Et cependant cela se peut. — Disons mieux ! c’est un fait qui se produit sous nos yeux. Et quand nous l’avons rencontré, nous y reconnaissons quelque chose qui non seulement est réel, mais qui est essentiellement supérieur à ce que nous avions appelé la vertu ; nous y reconnaissons la sainteté.

Des deux premiers partis, tout homme, par les seules forces dont il dispose, est à même de prendre l’un ou l’autre à son gré. Mais, nous venons de le voir, aucun de ces deux partis ne fait cesser le conflit intérieur de son être.

Quant au troisième, ce n’est pas un parti à prendre ; c’est un bienfait à désirer, à demander, et à recevoir. Il faut, pour que semblable chose ait lieu en nous, l’intervention d’une volonté autre que la nôtre, et qui, antérieure et essentiellement supérieure à notre volonté, puisse la changer de la sorte sans pour cela la détruire.

Or il n’y a qu’une volonté dont on puisse parler de la sorte ; et, de plus, ce même fait de l’obligation morale que nous venons d’étudier, nous en met l’action directement sous les yeux. Disons mieux, il en fait faire, sous nos yeux, l’expérience à notre être.
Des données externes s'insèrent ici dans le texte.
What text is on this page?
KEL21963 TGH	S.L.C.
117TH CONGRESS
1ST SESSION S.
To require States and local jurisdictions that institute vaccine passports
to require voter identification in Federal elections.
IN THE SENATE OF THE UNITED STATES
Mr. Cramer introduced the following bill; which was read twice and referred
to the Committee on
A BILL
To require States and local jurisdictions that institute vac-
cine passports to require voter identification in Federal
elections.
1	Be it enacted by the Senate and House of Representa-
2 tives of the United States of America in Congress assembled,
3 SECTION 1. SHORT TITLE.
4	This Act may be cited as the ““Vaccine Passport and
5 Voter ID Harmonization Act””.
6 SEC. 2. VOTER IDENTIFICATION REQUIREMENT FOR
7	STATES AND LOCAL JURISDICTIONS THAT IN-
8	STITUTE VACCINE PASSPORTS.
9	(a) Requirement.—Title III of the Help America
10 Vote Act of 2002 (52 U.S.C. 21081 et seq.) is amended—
Si, dans ce fait encore instinctif de notre vie personnelle, nous discernons l’autorité dont nous devons faire la loi de notre volonté réfléchie, ce n’est pas à cela seulement que se bornent ses révélations. Nous lui devons encore l’expérience directe, par notre être lui-même, de cette autre volonté antérieure et supérieure à la nôtre, à laquelle est ainsi librement soumis devant nous « notre homme intérieur. »

Ces derniers mots nous font quitter les faits anthropologiques, qui nous ont occupés jusqu’ici, pour les faits de l’ordre théologique, lesquels vont dès maintenant engager notre attention.